Bei der ersten Anfrage an /vscode/unpkg/{namespace}/{extension}/{version}/{path} öffnete WebResourceService den Eintrag mit ZipFile.getInputStream() und übergab den dekomprimierten Stream an Files.copy(), welcher bis zum Ende des Streams lief, ohne die geschriebenen Bytes zu zählen. Das Ergebnis wurde unter java.io.tmpdir zwischengespeichert, und dieser Cache wird nach Anzahl der Einträge (150) verworfen, nicht nach Größe, sodass keine Begrenzung für den Festplattenspeicherplatz bestand.
Ein Publisher mit Zugriff nur auf sein eigenes Namespace konnte daher eine kleine, stark komprimierbare VSIX-Datei hochladen und dazu führen, dass der Server viel größere Dateien im temporären Dateisystem schreibt – wiederholt mit verschiedenen Dateien oder Versionen, da eine erneute Anfrage aus dem Cache bedient wird.

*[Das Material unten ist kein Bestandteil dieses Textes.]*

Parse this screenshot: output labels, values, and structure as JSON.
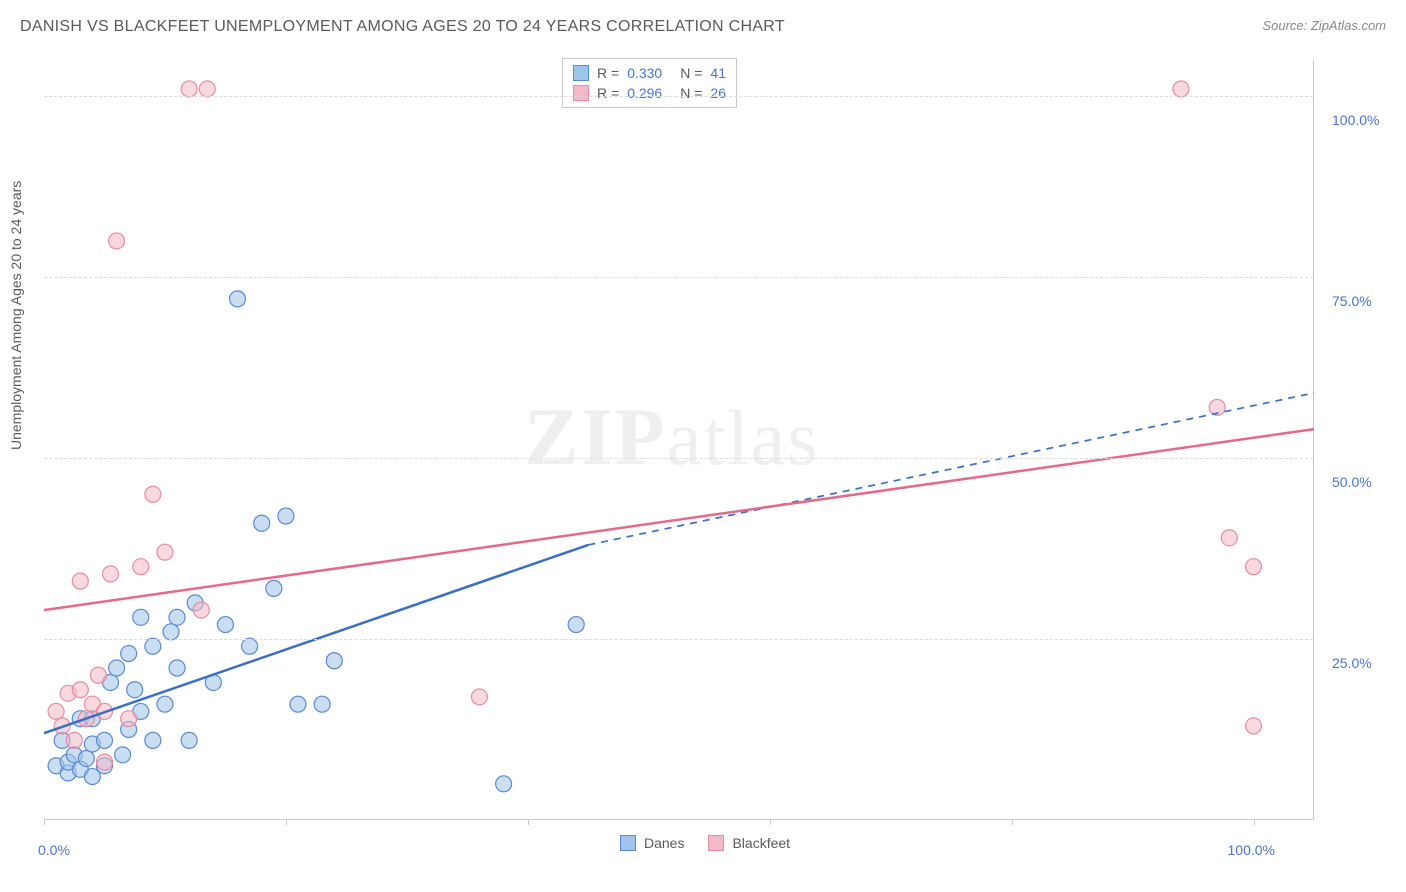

Beobachtete Auswirkungen: Das temporäre Dateisystem füllte sich; Anfragen für nicht bereits zwischengespeicherte Dateien gaben 500 mit "No space left on device" zurück; ein fehlgeschlagener Extraktionsversuch hinterließ eine teilweise Caching-Datei, die spätere Versuche an diesem Pfad blockierte; das Veröffentlichen schlug mit "Failed to read extension file" fehl. Metadaten und bereits zwischengespeicherte Dateien blieben funktionsfähig, und der Server stoppte nicht.
Das Auslösen der Extraktion erfordert keine Authentifizierung – nur das Hochladen ist authentifiziert.